Como é que soube que tinha lúpus?
Após muitos anos de sofrimento. Aos 12 anos comecei a ter fortes dores articulares e anemia, além do cansaço que não era de todo normal para uma criança com esta idade. Recebi muitas vezes tratamento para as dores e anemia, mas não se conseguia perceber qual era a sua causa.
A anemia tornou-se tão grave que cheguei a precisar de fazer transfusões de sangue. Aos 21 anos acabou por se descobrir a doença. Felizmente, hoje em dia, diagnostica-se o lúpus em muito pouco tempo.
Que complicações teve na sua vida por causa desta doença?
Costumo dizer que sempre consegui fazer tudo o que os outros jovens fazem, embora com alguns anos de atraso. Foi na adolescência que tive as piores crises da minha doença, o que me permitia fazer pouca coisa. Isto é, se estudava (o que foi sempre a minha prioridade) já não conseguia sair com os amigos. Terminado o curso liceal ainda comecei a trabalhar, mas tive de parar, pois a doença (e ainda sem saber qual era) não dava tréguas.
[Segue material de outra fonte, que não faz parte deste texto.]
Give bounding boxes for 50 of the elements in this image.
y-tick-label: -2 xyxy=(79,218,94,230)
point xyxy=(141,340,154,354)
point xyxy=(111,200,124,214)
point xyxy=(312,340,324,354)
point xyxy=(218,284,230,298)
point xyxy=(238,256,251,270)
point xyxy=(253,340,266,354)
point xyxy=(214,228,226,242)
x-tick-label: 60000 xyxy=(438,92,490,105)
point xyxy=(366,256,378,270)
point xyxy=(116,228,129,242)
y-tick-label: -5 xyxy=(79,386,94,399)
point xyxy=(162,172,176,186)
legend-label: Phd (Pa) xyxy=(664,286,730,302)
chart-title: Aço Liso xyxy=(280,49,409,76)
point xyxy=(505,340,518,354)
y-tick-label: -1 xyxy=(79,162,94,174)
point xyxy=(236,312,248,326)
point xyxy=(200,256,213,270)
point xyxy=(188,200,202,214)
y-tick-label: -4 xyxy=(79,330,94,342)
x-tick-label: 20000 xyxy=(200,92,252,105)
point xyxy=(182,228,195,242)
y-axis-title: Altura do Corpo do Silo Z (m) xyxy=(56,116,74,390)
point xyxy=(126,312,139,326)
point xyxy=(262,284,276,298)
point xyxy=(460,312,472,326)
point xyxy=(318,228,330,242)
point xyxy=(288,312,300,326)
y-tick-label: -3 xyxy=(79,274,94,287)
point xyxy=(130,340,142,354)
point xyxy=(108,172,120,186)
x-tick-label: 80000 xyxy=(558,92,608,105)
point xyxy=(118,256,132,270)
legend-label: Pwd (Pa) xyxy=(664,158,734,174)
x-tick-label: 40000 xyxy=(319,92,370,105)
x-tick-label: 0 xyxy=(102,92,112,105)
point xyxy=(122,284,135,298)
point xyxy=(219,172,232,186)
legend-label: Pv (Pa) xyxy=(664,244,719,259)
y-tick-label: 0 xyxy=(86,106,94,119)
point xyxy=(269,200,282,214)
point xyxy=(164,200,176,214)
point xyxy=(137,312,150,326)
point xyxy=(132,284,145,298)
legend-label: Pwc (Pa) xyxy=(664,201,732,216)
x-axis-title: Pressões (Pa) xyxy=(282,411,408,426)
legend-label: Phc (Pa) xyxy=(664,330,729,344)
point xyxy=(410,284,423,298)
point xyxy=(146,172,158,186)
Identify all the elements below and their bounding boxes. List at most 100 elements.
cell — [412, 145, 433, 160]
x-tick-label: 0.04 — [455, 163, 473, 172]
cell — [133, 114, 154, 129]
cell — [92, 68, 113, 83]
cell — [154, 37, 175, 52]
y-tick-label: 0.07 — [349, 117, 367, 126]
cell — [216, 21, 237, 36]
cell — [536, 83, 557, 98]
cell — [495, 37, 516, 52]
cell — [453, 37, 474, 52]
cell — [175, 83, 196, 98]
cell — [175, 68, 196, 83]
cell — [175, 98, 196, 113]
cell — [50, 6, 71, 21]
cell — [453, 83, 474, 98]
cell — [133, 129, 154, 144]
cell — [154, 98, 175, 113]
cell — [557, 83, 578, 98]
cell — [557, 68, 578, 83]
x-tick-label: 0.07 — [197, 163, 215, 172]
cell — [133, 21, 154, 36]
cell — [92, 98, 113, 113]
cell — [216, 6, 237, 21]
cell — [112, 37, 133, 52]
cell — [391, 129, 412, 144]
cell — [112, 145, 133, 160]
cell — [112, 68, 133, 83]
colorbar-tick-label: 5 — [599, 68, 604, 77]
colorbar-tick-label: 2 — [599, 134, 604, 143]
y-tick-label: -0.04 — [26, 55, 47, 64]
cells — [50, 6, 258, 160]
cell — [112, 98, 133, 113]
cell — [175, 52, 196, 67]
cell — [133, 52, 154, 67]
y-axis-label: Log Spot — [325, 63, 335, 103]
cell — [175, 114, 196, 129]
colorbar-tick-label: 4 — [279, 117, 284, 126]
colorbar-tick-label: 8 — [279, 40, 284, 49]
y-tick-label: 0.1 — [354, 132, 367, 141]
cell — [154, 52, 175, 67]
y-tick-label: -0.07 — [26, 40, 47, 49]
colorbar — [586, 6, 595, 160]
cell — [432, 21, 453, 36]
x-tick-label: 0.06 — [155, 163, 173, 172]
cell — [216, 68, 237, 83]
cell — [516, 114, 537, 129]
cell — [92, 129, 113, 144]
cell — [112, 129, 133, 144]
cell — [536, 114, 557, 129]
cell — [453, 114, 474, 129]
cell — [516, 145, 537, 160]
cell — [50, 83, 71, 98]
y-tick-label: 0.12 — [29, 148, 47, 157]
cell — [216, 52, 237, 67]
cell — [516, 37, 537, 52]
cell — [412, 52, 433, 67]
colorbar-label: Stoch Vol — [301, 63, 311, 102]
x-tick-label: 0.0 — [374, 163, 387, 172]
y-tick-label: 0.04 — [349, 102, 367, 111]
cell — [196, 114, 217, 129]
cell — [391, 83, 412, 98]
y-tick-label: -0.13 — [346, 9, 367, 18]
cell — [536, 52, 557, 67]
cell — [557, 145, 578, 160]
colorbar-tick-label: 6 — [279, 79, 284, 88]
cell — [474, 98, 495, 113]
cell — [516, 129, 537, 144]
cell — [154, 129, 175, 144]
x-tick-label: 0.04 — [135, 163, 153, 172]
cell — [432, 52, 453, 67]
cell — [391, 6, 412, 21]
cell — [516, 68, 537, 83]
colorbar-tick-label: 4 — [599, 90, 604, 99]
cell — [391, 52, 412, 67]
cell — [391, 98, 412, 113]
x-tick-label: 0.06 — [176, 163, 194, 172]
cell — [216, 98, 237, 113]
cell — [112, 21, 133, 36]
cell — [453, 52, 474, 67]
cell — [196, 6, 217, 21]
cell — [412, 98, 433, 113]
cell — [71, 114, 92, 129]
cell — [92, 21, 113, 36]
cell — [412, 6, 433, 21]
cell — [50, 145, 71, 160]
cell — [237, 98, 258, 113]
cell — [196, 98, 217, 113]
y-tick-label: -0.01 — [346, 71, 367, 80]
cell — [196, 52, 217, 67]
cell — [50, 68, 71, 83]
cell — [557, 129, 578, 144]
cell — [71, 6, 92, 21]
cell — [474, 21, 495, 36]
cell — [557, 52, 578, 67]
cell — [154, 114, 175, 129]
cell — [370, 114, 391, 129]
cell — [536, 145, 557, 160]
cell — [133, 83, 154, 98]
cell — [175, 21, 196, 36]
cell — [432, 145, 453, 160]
Durante 3 anos, após o diagnóstico, não consegui trabalhar, até que a doença entrou em remissão. O cansaço extremo também não facilita, mas podemos ter uma vida praticamente normal, desde que sigamos o tratamento. Aliás, o lúpus pode estar em fase de remissão durante anos.
Pode-se engravidar?
Sim. Aliás, estou arrependida de não ter tido filhos. Nesta área, os tratamentos estão muito avançados. O que se aconselha é que a gravidez aconteça numa fase de remissão do lúpus. Durante a gravidez até se costuma melhorar. O pós-parto é que pode ser mais complicado, devido ao stress físico e psicológico.
Que mensagem gostaria de deixar?
Para os doentes, quero deixar o alerta para a importância de se aceitar a doença, temos de aprender a viver e a conviver com ela, porque daí depende o nosso equilíbrio e bem-estar.
Devem seguir tratamentos e ser ativos, sem entrarem em esforço extremo. Para as restantes pessoas, fica a promessa de que a Associação de Doentes com Lúpus vai apostar cada vez mais na informação e divulgação sobre esta patologia que nem sempre se vê exteriormente.